O nome Tropeiros de Guaíba, explica, é uma homenagem à esposa, que é natural da cidade de mesmo nome. Para a montagem do galpão, Oliveira contou com a ajuda do sogro Arno Monteiro, 62 anos, e de amigos.
— Estou focado nessa parte solidária. Eu e meu amigo Denis Andrade Pereira, que é agente da EPTC, temos uma parceria forte e ele tem umas ideias muito boas. Estamos com um projeto para atender crianças — afirma, se referindo a uma ação que fornecerá almoço e lanche gratuitos para 50 crianças atendidas pelo Instituto Criança Mais Feliz, no dia 13 de setembro.
De acordo com o patrão, essas ações só serão possíveis graças às parcerias que conseguiu e são motivadas pela vontade de fazer diferença. O piquete também venderá bebidas, como outros galpões fazem, e a expectativa é conseguir aumentar o número de iniciativas no próximo ano.
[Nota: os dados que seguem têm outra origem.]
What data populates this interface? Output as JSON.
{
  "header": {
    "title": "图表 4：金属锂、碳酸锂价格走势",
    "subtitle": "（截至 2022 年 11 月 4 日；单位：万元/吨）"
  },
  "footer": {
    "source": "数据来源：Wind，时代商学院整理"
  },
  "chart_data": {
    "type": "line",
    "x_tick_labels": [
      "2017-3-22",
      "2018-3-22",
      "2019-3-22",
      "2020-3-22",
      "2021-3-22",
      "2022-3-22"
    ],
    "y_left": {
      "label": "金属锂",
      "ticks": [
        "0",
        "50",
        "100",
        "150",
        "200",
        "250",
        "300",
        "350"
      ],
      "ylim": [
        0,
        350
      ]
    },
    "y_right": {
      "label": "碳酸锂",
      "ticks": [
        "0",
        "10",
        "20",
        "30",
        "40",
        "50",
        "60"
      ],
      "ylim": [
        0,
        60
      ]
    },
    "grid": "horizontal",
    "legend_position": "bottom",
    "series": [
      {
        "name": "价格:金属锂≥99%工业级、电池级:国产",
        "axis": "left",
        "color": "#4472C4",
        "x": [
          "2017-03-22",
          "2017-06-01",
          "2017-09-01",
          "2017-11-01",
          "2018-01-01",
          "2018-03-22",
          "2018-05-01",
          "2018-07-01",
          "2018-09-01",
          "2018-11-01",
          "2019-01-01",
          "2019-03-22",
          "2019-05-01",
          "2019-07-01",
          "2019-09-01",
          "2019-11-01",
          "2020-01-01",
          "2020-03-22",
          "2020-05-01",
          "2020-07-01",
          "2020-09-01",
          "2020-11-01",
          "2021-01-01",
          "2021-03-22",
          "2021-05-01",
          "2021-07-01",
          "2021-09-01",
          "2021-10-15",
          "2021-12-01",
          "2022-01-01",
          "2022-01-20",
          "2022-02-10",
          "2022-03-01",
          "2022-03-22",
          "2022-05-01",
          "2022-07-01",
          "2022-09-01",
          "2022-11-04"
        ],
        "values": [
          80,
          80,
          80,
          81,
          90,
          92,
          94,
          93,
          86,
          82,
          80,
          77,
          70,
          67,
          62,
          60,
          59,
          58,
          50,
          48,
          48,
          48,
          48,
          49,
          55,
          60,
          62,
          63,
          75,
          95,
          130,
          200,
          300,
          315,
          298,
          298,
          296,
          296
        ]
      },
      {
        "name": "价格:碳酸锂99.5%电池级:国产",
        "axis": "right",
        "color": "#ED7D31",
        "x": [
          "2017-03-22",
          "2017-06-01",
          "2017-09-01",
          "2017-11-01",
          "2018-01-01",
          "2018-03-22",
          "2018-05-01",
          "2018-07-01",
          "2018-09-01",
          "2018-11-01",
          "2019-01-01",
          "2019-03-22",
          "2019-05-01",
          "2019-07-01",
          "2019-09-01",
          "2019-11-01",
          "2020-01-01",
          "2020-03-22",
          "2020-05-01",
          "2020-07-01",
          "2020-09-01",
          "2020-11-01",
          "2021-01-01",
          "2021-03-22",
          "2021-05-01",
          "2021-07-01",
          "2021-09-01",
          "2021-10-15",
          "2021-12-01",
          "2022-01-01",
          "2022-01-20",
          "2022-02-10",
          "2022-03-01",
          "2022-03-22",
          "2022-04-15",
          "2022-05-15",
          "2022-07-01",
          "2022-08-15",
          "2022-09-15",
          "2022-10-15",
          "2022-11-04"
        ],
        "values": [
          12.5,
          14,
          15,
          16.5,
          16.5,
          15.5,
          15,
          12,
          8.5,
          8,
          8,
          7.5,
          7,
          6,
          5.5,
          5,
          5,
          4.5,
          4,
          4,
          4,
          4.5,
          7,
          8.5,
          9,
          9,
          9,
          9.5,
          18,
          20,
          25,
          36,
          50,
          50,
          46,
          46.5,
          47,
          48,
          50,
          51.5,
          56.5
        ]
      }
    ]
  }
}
Questionado sobre sua relação com a cultura gaúcha, Oliveira ressalta que gosta muito do tradicionalismo e que é apaixonado por carne:
— Conheci minha esposa aqui, aí abracei de vez a cultura. Uso pilcha e já me considero gaúcho. Agora, não paro mais.
Tradição de família
Antes das 10h desta sexta-feira (1º), o fogo já estava sendo aceso na churrasqueira do piquete Chimango, dando início a mais um ano de atividades no Acampamento Farroupilha. Fundado em 1979, por José Carrão, já falecido, o galpão é montado às margens do Guaíba desde 1982 — na época, contudo, o cenário era bem diferente.
Jorge Carrão, filho de José e atual patrão do piquete, acompanhou a evolução do local com o passar dos anos:
— Quando abriu o acampamento, nós viemos, porque sempre fomos gaúchos. Eu tinha 20 e poucos anos na época e lembro do primeiro ano como se fosse ontem. Era perto do Gasômetro, com quatro ou cinco barracas só. Mas eram só três dias, daí foi aumentando, passou para uma semana, 15 dias. Agora, são 30 dias, mas este ano viemos dia 12 de agosto e está 100% melhor. Eu acompanhei do ruim até o bom, mudou da água para o vinho, vim para cá na época em que não tinha luz e pegávamos água do Guaíba.
Natural de Palmeira das Missões, Jorge diz que a família se mudou para a zona sul da Capital quando ele e os irmãos ainda eram pequenos. Quando o pai faleceu, em maio de 1991, o filho mais velho assumiu seu legado.
— Meu pai foi precursor, sem nem saber. E ele está sempre aqui. Tenho certeza de que o espírito dele está sempre aqui junto com nós. Os outros filhos são gaúchos, mas não quiseram assumir e aí o que eu ia fazer? Não poderia deixar morrer. É um fardo duro, mas meu pai deixou isso para nós e eu estou levando, me orgulho de poder ter saúde e ter condições de manter aquilo que ele plantou sem pretensão nenhuma — afirma Jorge.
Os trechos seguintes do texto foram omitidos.